Basanias reported (as presented to the board) that, as of Dec. 17, the district had 48 students with Type 1 diabetes, 108 with life-threatening allergies, 257 with moderate-to-severe asthma, 50 students with active seizure disorders and 26 with cardiac conditions. She said the district conducts mandated state screening programs and detailed results and referrals: the presentation referenced vision and hearing screenings (vision totals reported in the slides as “400 or 4,732” with 844 vision referrals), 3,102 hearing screenings (16 referrals), 985 growth screenings and 116 scoliosis screenings to date. Basanias described site-level programs—CPR/Stop the Bleed training, Project Maryland (menstrual hygiene product dispensers), dental sealant partnerships with Nevada Health Centers, and cardiac-emergency drills in rural schools that included local EMS and helicopter landings.
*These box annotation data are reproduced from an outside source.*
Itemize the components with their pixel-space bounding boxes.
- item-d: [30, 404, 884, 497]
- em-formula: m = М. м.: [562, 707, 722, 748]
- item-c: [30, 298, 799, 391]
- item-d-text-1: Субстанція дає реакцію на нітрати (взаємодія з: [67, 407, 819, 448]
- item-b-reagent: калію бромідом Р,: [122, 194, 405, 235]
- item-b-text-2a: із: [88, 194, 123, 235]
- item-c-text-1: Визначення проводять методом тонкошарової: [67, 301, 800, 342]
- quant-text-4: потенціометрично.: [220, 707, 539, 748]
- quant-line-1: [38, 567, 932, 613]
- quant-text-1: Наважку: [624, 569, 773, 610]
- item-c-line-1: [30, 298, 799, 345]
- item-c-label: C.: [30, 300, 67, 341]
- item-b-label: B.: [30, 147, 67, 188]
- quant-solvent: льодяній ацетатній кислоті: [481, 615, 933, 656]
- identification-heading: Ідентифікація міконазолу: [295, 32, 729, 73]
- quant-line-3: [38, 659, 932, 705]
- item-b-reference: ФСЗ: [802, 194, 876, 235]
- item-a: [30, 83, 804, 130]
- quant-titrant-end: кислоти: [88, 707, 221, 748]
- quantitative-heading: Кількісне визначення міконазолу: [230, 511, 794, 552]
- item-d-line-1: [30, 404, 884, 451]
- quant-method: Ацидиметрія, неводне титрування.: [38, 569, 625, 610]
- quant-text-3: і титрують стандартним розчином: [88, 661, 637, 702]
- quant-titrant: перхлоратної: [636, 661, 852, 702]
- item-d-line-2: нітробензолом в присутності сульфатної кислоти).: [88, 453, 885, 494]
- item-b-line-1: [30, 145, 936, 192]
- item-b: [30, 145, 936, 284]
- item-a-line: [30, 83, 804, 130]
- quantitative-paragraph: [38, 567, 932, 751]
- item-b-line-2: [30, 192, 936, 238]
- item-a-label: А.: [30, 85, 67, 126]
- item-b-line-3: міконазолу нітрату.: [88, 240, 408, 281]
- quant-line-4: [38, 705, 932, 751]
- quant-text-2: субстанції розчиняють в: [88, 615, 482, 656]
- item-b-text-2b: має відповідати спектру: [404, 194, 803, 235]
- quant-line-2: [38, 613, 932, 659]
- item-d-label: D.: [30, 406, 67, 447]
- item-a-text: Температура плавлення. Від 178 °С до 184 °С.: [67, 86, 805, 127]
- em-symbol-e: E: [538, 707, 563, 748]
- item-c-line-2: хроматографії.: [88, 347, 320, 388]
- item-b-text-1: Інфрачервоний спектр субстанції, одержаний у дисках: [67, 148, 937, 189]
Trustees asked several funding and scope questions. One trustee asked whether programs such as feminine-hygiene product distribution and dental screenings are grant-funded or paid from district resources; Basanias said Project Maryland and dental screening partnerships are grant-funded or provided through state/public-health partnerships. A trustee pressed about a large accounts-payable entry for emergency medication, referencing albuterol and epinephrine purchases. Basanias said epinephrine has a short shelf life and the district had been forced to purchase replacement stock because the usual donation/supply channel (EpiPen for Schools program) was backlogged; she said the district tries to obtain donated Narcan and other supplies when available.
Trustees suggested the district catalog unfunded state mandates to consider advocacy at the Nevada Association of School Boards (NASB) level. Basanias said the school-nursing team reduced staff from 23 to 18 as part of recent transitions and described efforts to mitigate costs while complying with state-required medicines and emergency protocols.
Board members thanked Basanias and Cammie Carr for the report and praised retiring nursing coordinator Bobby Shanks for her service. Trustees also asked staff to provide more clarity on program funding sources and cost drivers as the district continues budget-review work.